As he was dealing with Cohesity’s growing pains, Aron’s family was facing another challenge: his father, who had been diagnosed with cancer in 2010, was losing strength. As Anil underwent treatment, the essence of the man Aron grew up with never disappeared; there was structure even in this, his final battle. His father would dress up each time he had a chemotherapy session and he would make plans with friends afterward. “He was always a fighter,” Aron remembers of his father, who ultimately died of cancer in late 2016.

Even as Aron struggled with the personal loss, his company Cohesity was hitting milestone after milestone. “I had two faces,” he remembers. One was of a son grieving his father, wishing he’d spent more time with him in his final days, and the other of a CEO toasting his company’s increasing success. What started as a company improving the world of backups expanded to every service it could logically reach—Cohesity had found its identity as a next-gen data management company, solving mass data fragmentation for its customers that included top banks, pharmaceutical companies, and hospitals. Two months after Aron’s father passed, Business Insider reported that he took the entire company to Maui as a show of gratitude for their strong growth in the previous quarter. 

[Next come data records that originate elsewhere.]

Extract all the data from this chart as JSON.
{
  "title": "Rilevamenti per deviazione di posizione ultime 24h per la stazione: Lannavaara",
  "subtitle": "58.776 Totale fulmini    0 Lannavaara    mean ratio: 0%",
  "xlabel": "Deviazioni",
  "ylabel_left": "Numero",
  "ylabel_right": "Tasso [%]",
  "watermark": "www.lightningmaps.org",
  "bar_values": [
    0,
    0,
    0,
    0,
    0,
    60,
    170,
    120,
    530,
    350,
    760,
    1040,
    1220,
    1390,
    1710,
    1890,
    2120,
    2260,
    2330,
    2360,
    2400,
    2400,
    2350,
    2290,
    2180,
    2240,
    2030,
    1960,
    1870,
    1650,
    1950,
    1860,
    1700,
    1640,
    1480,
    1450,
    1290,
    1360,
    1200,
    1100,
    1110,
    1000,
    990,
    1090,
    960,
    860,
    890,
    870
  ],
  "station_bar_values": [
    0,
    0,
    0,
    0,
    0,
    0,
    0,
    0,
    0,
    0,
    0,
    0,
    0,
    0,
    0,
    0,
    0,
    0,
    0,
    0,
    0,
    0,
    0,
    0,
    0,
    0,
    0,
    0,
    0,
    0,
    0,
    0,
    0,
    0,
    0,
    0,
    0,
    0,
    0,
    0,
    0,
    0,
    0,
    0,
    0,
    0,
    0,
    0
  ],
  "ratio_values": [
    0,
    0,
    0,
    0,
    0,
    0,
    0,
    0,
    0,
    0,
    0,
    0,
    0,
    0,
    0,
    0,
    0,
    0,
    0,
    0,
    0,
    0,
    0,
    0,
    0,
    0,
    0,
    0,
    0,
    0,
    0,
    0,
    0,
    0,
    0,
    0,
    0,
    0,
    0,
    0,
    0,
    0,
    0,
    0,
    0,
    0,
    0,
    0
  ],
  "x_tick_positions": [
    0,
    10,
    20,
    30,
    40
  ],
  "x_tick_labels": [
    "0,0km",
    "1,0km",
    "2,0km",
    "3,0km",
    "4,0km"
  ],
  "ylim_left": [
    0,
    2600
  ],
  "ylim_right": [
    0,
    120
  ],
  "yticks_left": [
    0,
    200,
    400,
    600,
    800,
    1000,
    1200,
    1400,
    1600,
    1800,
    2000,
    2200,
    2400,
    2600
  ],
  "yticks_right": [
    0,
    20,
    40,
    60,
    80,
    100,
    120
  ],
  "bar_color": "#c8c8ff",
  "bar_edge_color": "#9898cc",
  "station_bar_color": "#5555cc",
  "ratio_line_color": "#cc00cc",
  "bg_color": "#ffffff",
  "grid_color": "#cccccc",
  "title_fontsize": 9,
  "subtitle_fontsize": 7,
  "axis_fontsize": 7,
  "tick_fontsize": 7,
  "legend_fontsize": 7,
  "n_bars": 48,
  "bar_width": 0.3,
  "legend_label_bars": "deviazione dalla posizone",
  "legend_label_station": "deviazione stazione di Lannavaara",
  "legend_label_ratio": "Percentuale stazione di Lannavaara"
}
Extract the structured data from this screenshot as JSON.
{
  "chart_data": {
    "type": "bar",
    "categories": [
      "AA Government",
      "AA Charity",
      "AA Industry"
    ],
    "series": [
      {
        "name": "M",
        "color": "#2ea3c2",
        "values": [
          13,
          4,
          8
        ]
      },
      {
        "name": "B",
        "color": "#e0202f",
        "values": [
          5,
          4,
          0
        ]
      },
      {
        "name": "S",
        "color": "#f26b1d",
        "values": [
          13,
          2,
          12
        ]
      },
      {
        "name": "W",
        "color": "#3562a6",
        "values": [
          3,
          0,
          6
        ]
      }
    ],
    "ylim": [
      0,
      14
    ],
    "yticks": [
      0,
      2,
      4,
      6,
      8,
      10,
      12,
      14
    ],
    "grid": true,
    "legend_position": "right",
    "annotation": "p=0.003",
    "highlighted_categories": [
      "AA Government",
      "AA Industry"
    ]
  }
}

“To be a CEO is a very lonely job.”

MOHIT ARON

Today, Cohesity is a more complex data management platform than even Aron might have imagined, where customers can access and manage multiple services across data centers, the cloud and the edge, all through a single UI. It also helps organizations with compliance to address regulations like the General Data Protection Regulation (GDPR). 

But increasingly it’s the company’s ransomware protection that pulls in clients from around the world. In late 2020, hackers attacked a regional hospital in the United States, demanding millions in ransom and threatening to disrupt patients’ care. Although the hospital’s enterprise backups, including patient records, were encrypted, the Cohesity system had created immutable backup snapshots that the hospital recovered in a very short period of time. It meant that important data was not lost, the hospital didn’t have to pay a dime in ransom, and could continue to focus on the critical task of providing healthcare to patients.

These days, Aron oversees a team that, as of July 31, 2021, numbers over 1,600 globally, and a customer base that includes some of the world’s largest Fortune 500 companies. Although operating a global business in an evolving technical landscape and increasingly fractured world is something Aron has grown more comfortable with, he still admits that “to be a CEO is a very lonely job.” But he takes comfort in the fact that Cohesity’s culture is thriving, and, he hopes, he’s become a more mindful leader along the way.

His vision, to bring order to the world of data management, has no clear endpoint—ransomware attacks will inevitably become more sophisticated; data will grow exponentially. But it’s there, in the chaos, that Aron feels most comfortable; it is a battle well worth fighting.